Rose will compete in the Open Championship at Royal St George's in July 2020, but just 72 hours after the awarding of the Claret Jug, Rose will be on a plane to Tokyo for the Olympics opening ceremony - something he believes many others should also do.
'It's a quick turnaround, but I'd encourage any golfer taking part to be at the opening ceremony,' he said. 'It's just so inspirational. Being part of Team GB, I think one of the reasons I played so well in Rio was because I got there early and could feel what it was all about.
'If I'd treated it as just another golf tournament, who knows what would have happened?'
Rose, who won his first major championship, the US Open, three years prior to winning a Gold Medal, has fond memories of the night he went to watch the gymnastics at the 2016 Games.
'I could not believe the chaos that they perform in and around,' he said.
'The noise, the announcements, the movement of other disciplines, trainers walking around the bars while someone is running at the vault. I just thought to myself, "God, we golfers are soft". Like, a marshal takes one step in the wrong direction…
'When the golf started, and 70 or 80 per cent wasn't a golf crowd, with cameras and a lot of noise, I thought of that night at the gymnastics.
'My pre-shot routine was like I was running for the vault — once I started, nothing was going to stop me, and I was going to play through anything that happened.' The crazy golf schedule, with four majors crammed into 14 weeks, becomes even more manic next year with the Olympics on top and then the Ryder Cup.
'It's going to be the year where you can't be all things to all people,' said Rose, whose 40th birthday just happens to fall on the day he will begin his Olympic defence.

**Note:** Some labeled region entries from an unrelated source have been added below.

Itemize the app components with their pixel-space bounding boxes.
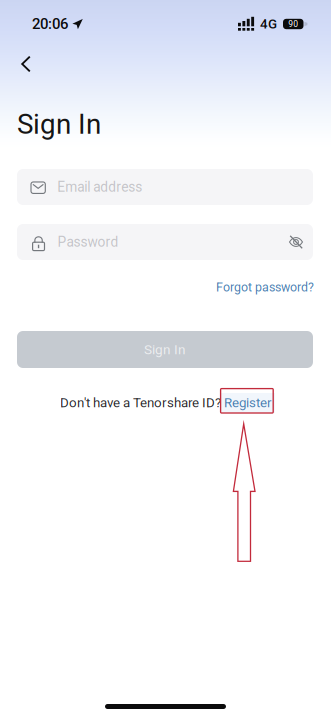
staticText: Forgot password? <box>216 280 314 294</box>
button[interactable]: Register <box>221 393 275 413</box>
staticText: Sign In <box>144 342 186 357</box>
staticText: 4G <box>260 16 277 32</box>
staticText: Password <box>58 234 119 250</box>
button[interactable]: Show password <box>282 224 310 260</box>
staticText: Don't have a Tenorshare ID? <box>60 395 221 411</box>
button[interactable]: Back <box>11 49 41 79</box>
staticText: Sign In <box>17 108 101 140</box>
staticText: 90 <box>288 19 298 29</box>
staticText: Register <box>224 395 272 411</box>
staticText: Email address <box>57 179 142 195</box>
button[interactable]: Sign In <box>17 331 313 368</box>
button[interactable]: Forgot password? <box>216 280 314 294</box>
staticText: 20:06 <box>32 15 68 33</box>
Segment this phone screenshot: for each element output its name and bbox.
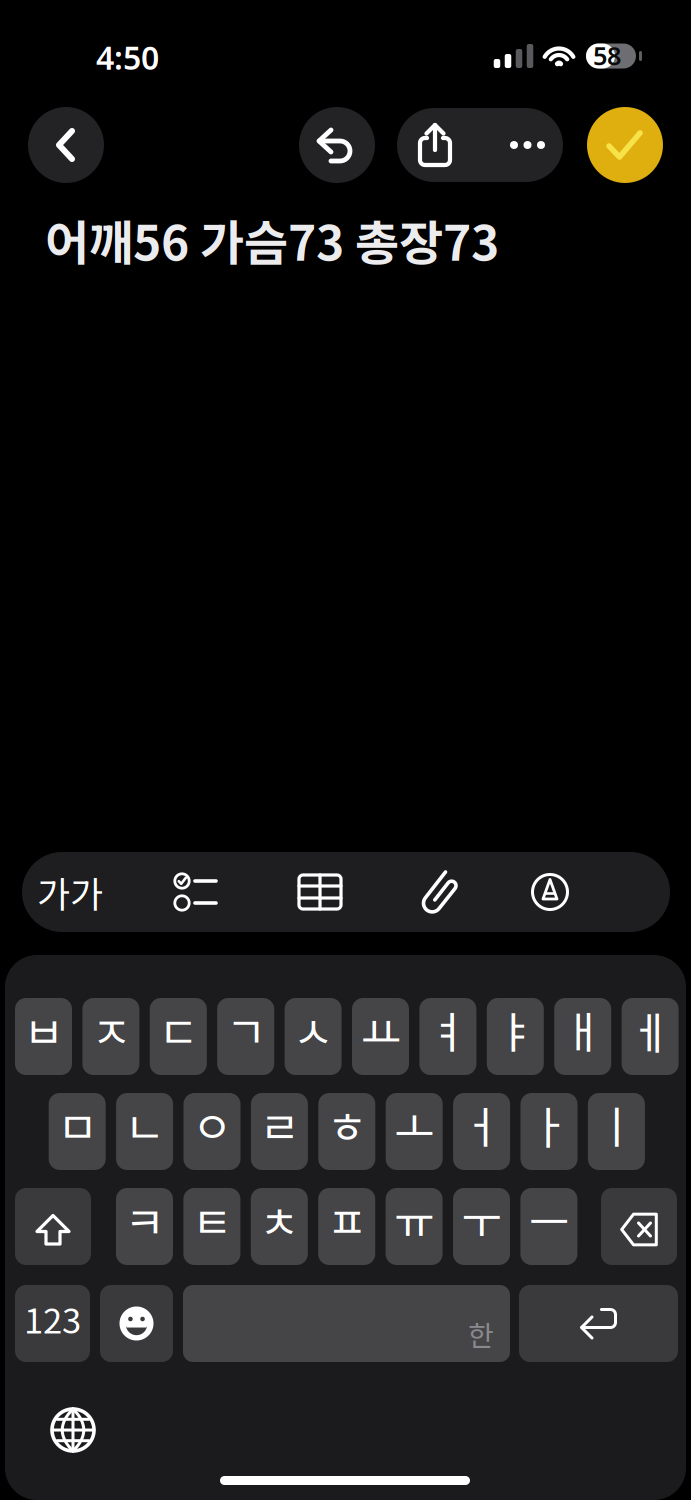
staticText: 4:50: [96, 36, 159, 78]
staticText: 한: [468, 1314, 494, 1354]
button[interactable]: ㅍ: [318, 1188, 375, 1265]
button[interactable]: ㅣ: [588, 1093, 645, 1170]
staticText: ㅔ: [630, 998, 670, 1061]
button[interactable]: Table: [272, 852, 368, 932]
button[interactable]: 123: [15, 1285, 90, 1362]
staticText: ㅅ: [293, 998, 333, 1061]
staticText: ㄴ: [125, 1093, 165, 1156]
staticText: 어깨56 가슴73 총장73: [45, 205, 499, 274]
button[interactable]: Back: [28, 107, 104, 183]
button[interactable]: ㅓ: [453, 1093, 510, 1170]
staticText: ㅋ: [124, 1188, 164, 1251]
staticText: 58: [593, 39, 621, 72]
staticText: ㅂ: [24, 998, 64, 1061]
button[interactable]: ㅡ: [520, 1188, 577, 1265]
staticText: ㅇ: [192, 1093, 232, 1156]
button[interactable]: ㄷ: [150, 998, 207, 1075]
button[interactable]: Return: [519, 1285, 678, 1362]
button[interactable]: ㄹ: [251, 1093, 308, 1170]
button[interactable]: ㅅ: [285, 998, 342, 1075]
button[interactable]: ㅐ: [554, 998, 611, 1075]
button[interactable]: ㄱ: [217, 998, 274, 1075]
button[interactable]: ㅛ: [352, 998, 409, 1075]
staticText: 123: [24, 1293, 81, 1344]
button[interactable]: Format: [22, 852, 118, 932]
staticText: ㅈ: [91, 998, 131, 1061]
staticText: ㅓ: [462, 1093, 502, 1156]
button[interactable]: ㅑ: [487, 998, 544, 1075]
button[interactable]: ㅌ: [183, 1188, 240, 1265]
button[interactable]: Markup: [502, 852, 598, 932]
button[interactable]: ㅁ: [49, 1093, 106, 1170]
staticText: ㅁ: [57, 1093, 97, 1156]
staticText: ㅏ: [529, 1093, 569, 1156]
button[interactable]: Checklist: [148, 852, 244, 932]
button[interactable]: Attach: [392, 852, 488, 932]
button[interactable]: Shift: [15, 1188, 91, 1265]
button[interactable]: Emoji: [100, 1285, 173, 1362]
staticText: ㅛ: [360, 998, 400, 1061]
staticText: ㅎ: [327, 1093, 367, 1156]
staticText: 가가: [37, 866, 103, 918]
button[interactable]: ㄴ: [116, 1093, 173, 1170]
button[interactable]: Done: [587, 107, 663, 183]
staticText: ㅊ: [259, 1188, 299, 1251]
staticText: ㅗ: [394, 1093, 434, 1156]
button[interactable]: ㅈ: [82, 998, 139, 1075]
staticText: ㅌ: [192, 1188, 232, 1251]
button[interactable]: ㅠ: [386, 1188, 443, 1265]
staticText: ㄹ: [259, 1093, 299, 1156]
staticText: ㅜ: [462, 1188, 502, 1251]
button[interactable]: ㅕ: [419, 998, 476, 1075]
staticText: ㄷ: [158, 998, 198, 1061]
button[interactable]: ㅇ: [184, 1093, 240, 1170]
button[interactable]: ㅂ: [15, 998, 72, 1075]
staticText: ㅠ: [394, 1188, 434, 1251]
button[interactable]: ㅊ: [251, 1188, 308, 1265]
staticText: ㅣ: [596, 1093, 636, 1156]
staticText: ㅐ: [563, 998, 603, 1061]
staticText: ㅕ: [428, 998, 468, 1061]
button[interactable]: ㅏ: [520, 1093, 578, 1170]
staticText: ㄱ: [226, 998, 266, 1061]
button[interactable]: ㅋ: [116, 1188, 173, 1265]
button[interactable]: Delete: [601, 1188, 677, 1265]
button[interactable]: Space: [183, 1285, 510, 1362]
button[interactable]: ㅗ: [386, 1093, 443, 1170]
button[interactable]: Share: [396, 108, 474, 182]
button[interactable]: ㅔ: [622, 998, 679, 1075]
button[interactable]: ㅜ: [453, 1188, 510, 1265]
staticText: ㅡ: [529, 1188, 569, 1251]
button[interactable]: Undo: [299, 107, 375, 183]
button[interactable]: More: [488, 108, 567, 182]
staticText: ㅍ: [327, 1188, 367, 1251]
staticText: ㅑ: [495, 998, 535, 1061]
button[interactable]: ㅎ: [318, 1093, 375, 1170]
button[interactable]: Next keyboard: [41, 1398, 105, 1462]
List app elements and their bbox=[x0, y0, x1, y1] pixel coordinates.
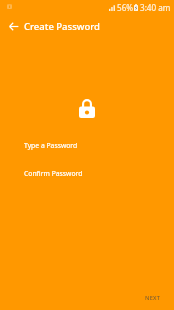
button[interactable]: Confirm Password bbox=[0, 163, 174, 183]
staticText: 56% bbox=[117, 2, 133, 13]
button[interactable]: Back bbox=[0, 12, 24, 40]
staticText: Confirm Password bbox=[24, 169, 83, 178]
other: Notification bbox=[7, 3, 12, 9]
staticText: Create Password bbox=[24, 20, 100, 33]
button[interactable]: Type a Password bbox=[0, 135, 174, 155]
other: Battery charging bbox=[134, 4, 138, 11]
staticText: Type a Password bbox=[24, 141, 78, 150]
button[interactable]: NEXT bbox=[139, 290, 167, 306]
staticText: 3:40 am bbox=[140, 2, 171, 13]
staticText: NEXT bbox=[145, 294, 161, 302]
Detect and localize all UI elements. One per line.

'For me, the Olympics is going to be a huge part of what I prioritise, and the rest might just have to be a by-product of that mindset.'
Rose isn't the only player who has his eyes set on playing in Tokyo next year, with fellow Englishman Paul Casey also chasing his lifelong dream to represent his nation at the Olympic Games, while Tiger Woods has also made clear his intentions of securing a spot for the USA.